Sosok Syekh Ahmad Khathib al-Minangkabawi: Guru Ulama Pendiri NU, Muhammadiyah, dan PERTI

Syekh Ahmad Khatib Al-Minangkabawi
Syekh Ahmad Khatib Al-Minangkabawi

Pemerintah Provinsi Sumatera Sumbar (Sumbar) akan meresmikan nama Masjid Raya Sumbar menjadi Masjid Raya Syekh Ahmad Khatib Al-Minangkabawi pada Minggu, 7 Juli 2024.

Siapa sebenarnya Syekh Ahmad Khatib Al-Minangkabawi? Syekh Ahmad merupakan tokoh ulama Minangkabau yang pernah menjadi Imam Besar di Masjidil Haram.

Selain itu sanad keilmuan yang dimiliki sebagian besar para ulama Indonesia saat ini berpunca pada Syekh Ahmad Khatib. Sebab, ia merupakan guru dari tiga ulama Indonesia yang mendirikan organisasi Islam. Mereka adalah Kiai Haji Ahmad Dahlan, pendiri pendiri Muhammadiyah; Kiai Haji Hasyim Asyari, pendiri Nahdlatul Ulama (NU) dan Syekh Sulaiman Ar-Rasuli, pendiri Persatuan Tarbiyah Islamiyah (PERTI).

Syeh Ahmad Khatib memiliki nama lengkap Ahmad Khatib bin Abdul Latif bin Abdullah bin Abdul Aziz al-Minangkabawi al-Jawi al-Makki asy-Syafi’i al-Asy’ari. Ia dilahirkan di Koto Tuo, Sumatera Barat, pada Senin, 6 Dzulhijjah 1276 Hijriah atau 26 Juni 1860.

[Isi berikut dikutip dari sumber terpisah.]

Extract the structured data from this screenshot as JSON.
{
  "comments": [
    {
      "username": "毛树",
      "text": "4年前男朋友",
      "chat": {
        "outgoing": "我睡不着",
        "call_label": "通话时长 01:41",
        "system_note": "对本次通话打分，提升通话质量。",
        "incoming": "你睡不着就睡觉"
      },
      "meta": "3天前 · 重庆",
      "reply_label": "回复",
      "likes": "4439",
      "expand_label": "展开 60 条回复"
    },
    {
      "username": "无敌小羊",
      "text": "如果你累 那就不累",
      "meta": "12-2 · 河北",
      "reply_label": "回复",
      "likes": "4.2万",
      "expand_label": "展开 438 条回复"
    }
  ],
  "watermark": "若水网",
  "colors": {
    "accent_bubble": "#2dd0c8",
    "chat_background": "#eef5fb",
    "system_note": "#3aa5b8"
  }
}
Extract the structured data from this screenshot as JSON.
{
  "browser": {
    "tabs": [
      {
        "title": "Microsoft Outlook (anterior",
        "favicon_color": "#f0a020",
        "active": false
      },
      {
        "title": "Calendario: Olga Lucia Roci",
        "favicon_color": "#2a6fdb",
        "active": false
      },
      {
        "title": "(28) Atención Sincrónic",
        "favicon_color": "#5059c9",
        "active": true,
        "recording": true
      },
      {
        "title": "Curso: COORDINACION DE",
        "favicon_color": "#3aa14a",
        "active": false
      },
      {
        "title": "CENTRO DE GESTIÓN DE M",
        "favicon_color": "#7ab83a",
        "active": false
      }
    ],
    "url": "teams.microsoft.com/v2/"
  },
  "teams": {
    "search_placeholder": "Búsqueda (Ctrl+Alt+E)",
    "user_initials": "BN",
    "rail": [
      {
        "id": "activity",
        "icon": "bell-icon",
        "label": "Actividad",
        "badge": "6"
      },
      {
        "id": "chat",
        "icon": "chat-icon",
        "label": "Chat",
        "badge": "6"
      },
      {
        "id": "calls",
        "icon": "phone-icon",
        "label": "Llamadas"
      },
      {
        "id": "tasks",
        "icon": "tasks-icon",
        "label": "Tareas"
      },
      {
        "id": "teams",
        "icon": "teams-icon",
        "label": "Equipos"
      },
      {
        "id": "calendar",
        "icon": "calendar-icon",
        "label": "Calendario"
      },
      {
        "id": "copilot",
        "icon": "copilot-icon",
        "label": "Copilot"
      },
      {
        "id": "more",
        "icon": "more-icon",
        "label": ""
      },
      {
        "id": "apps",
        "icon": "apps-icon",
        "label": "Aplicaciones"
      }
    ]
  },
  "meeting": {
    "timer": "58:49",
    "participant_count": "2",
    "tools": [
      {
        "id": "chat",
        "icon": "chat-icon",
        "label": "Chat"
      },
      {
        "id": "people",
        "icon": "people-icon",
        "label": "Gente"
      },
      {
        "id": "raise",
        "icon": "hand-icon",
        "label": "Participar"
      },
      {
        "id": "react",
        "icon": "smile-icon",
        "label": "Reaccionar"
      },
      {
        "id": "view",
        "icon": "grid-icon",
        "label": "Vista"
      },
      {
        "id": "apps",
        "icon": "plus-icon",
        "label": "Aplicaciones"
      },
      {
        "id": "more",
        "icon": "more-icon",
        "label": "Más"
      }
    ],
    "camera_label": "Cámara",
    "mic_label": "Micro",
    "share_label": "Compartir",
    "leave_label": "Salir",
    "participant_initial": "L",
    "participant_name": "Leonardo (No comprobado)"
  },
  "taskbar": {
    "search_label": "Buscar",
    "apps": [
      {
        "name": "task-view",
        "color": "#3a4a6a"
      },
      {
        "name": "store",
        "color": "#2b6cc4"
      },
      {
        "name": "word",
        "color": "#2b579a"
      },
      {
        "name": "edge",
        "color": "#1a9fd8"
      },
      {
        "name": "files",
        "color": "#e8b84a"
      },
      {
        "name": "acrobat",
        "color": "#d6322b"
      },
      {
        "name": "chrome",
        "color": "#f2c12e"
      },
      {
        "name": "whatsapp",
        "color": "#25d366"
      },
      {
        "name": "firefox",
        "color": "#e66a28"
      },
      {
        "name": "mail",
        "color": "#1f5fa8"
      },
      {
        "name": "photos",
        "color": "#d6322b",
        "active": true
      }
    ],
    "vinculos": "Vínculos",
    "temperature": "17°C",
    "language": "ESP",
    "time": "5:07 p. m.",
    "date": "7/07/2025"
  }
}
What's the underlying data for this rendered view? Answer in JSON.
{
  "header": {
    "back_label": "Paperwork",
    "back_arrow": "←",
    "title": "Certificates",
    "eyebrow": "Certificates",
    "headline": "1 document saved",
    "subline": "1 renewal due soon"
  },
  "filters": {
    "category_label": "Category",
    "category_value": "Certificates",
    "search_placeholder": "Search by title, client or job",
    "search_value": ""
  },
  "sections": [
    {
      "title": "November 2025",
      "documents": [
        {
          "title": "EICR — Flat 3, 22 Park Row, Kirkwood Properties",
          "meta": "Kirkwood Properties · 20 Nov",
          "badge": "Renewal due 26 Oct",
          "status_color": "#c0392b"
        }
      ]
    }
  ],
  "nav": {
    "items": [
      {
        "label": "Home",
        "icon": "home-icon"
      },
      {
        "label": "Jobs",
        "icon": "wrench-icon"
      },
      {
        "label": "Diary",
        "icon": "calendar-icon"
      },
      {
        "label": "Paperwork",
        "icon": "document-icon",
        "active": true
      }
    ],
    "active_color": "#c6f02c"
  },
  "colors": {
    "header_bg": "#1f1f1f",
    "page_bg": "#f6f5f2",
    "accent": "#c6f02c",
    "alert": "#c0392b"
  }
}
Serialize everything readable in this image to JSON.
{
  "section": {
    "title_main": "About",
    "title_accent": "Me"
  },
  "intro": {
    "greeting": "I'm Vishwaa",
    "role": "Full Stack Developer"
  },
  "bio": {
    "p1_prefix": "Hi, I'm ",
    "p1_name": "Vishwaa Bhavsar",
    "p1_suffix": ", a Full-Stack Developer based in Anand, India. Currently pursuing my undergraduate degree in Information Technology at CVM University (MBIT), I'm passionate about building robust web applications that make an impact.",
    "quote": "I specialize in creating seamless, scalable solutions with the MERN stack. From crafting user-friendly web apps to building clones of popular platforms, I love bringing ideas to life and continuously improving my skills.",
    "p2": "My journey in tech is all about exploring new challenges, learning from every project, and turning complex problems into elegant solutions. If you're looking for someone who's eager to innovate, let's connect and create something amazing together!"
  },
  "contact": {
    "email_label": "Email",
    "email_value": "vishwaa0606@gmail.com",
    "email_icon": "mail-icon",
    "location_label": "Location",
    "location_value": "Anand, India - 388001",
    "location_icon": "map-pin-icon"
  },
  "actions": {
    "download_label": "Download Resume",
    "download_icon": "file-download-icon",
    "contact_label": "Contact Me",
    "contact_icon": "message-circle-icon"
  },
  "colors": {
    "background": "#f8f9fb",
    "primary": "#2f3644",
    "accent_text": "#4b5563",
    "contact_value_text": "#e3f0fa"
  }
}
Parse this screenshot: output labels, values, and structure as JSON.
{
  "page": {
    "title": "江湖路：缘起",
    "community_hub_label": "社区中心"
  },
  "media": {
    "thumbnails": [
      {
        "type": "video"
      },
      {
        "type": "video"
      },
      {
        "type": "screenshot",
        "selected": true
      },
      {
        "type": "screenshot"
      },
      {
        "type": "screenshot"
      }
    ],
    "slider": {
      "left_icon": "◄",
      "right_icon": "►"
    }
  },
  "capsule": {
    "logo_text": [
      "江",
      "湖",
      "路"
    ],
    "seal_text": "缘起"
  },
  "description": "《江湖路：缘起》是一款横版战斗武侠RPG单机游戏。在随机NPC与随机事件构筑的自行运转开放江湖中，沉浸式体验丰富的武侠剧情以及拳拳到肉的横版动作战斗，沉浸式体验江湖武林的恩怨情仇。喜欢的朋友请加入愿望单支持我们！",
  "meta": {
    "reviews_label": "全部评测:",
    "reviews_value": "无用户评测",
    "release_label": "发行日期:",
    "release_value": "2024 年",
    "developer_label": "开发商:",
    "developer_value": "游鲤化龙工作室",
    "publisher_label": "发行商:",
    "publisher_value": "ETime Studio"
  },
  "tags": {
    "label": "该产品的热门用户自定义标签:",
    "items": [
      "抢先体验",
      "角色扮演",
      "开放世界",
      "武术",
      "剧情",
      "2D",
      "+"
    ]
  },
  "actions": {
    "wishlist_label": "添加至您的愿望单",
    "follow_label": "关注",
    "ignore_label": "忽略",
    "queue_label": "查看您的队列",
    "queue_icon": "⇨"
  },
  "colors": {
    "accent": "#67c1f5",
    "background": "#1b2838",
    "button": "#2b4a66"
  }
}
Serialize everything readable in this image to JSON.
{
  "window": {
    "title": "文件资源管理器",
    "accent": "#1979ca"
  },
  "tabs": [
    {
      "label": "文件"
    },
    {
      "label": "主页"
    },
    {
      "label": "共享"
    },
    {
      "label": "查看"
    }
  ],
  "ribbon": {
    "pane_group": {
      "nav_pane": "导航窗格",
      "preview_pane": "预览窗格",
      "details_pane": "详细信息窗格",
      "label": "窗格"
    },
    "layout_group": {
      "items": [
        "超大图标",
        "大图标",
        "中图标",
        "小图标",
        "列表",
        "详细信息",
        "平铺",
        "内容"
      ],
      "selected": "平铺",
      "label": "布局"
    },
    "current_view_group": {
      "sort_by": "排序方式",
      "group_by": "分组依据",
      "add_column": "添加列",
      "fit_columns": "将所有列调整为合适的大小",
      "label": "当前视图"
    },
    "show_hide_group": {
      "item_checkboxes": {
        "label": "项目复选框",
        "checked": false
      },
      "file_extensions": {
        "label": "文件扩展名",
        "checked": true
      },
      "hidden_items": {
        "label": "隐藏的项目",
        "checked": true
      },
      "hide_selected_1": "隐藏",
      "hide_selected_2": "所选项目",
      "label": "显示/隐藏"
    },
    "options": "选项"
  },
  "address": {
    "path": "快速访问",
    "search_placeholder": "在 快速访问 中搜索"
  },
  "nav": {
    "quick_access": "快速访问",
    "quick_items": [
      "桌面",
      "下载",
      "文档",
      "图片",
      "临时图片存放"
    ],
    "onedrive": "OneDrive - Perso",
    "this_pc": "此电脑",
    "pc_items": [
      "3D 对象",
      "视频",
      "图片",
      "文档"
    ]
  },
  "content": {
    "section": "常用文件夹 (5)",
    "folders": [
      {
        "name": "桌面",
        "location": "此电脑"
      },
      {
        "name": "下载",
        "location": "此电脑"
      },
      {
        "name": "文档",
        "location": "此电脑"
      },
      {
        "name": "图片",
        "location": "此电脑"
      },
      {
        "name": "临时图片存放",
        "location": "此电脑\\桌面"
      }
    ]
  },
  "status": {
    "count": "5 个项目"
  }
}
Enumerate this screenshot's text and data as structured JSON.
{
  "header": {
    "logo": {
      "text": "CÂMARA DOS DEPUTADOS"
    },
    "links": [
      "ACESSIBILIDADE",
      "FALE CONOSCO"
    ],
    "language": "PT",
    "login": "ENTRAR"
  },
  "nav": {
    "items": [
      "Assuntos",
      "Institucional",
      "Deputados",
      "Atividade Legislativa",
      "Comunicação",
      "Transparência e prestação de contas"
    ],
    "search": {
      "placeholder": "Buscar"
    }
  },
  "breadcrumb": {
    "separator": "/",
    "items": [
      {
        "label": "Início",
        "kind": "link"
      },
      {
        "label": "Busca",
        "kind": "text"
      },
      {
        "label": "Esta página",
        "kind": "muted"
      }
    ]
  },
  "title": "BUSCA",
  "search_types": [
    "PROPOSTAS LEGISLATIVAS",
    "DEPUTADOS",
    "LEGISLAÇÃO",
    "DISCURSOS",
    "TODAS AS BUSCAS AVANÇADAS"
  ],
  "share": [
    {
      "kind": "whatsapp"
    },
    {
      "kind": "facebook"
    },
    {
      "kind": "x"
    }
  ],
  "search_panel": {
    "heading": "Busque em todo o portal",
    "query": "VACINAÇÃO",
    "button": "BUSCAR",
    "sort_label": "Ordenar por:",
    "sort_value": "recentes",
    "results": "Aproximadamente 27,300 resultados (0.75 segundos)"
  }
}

Ketika masih tinggal di kampung kelahirannya, Ahmad kecil sempat mengenyam pendidikan formal, yaitu pendidikan dasar dan berlanjut ke Sekolah Guru atau Kweekschool, tamat pada 1871. Selain itu, Ahmad kecil juga mempelajari mabadi’ atau dasar-dasar ilmu agama dan belajar Al-Qur’an dari Abdul Lathif, sang ayah.

Pada 1287 Hijriah, Ahmad kecil diajak Lathif menunaikan ibadah haji ke Makkah. Setelah rangkaian ibadah haji ditunaikan, Lathif kembali ke Sumbar. Ahmad tetap tinggal untuk menyelesaikan hafalan Al-Qur’an dan menuntut ilmu dari para ulama-ulama Makkah, terutama yang mengajar di Masjidil Haram.

Selama di Makkah, Ahmad belajar dengan sejumlah guru, di antaranya, Umar bin Muhammad bin Mahmud Syatha al-Makki asy-Syafi’i, Utsman bin Muhammad Syatha al-Makki asy-Syafi’i, dan Bakri bin Muhammad Zainul ‘Abidin Syatha Ad Dimyathi Al Makki Asy Syafi’i.

Ensiklopedi Ulama Nusantara dan Cahaya dan Perajut Persatuan mencatat beberapa ulama lain sebagai guru Ahmad Khatib, yaitu Ahmad bin Zaini Dahlan, mufti agung mazhab Syafi’i di Makkah, dan Imam al-Haramain (Imam dari dua kota suci, Mekkah dan Madinah). Keturunan Abdul Qadir al-Jailani ini dikenal karena kritik kerasnya terhadap Wahhabisme. Selain itu, guru Ahmad Khatib yang lain adalah Yahya Al Qalyubi dan Muhammad Shalih al-Kurdi.

Tidak hanya ilmu agama, Ahmad Khatib juga mempelajari matematika, fisika, dan bahasa Inggris selama di Makkah.

Pengoreksi Bacaan Salat Syarif Makkah

Ketua Umum Majelis Ulama Indonesia pertama, Buya Hamka dalam salah satu bukunya menceritakan latar belakang pengangkatan Syekh Ahmad Khatib sebagai Imam Besar Masjidil Haram.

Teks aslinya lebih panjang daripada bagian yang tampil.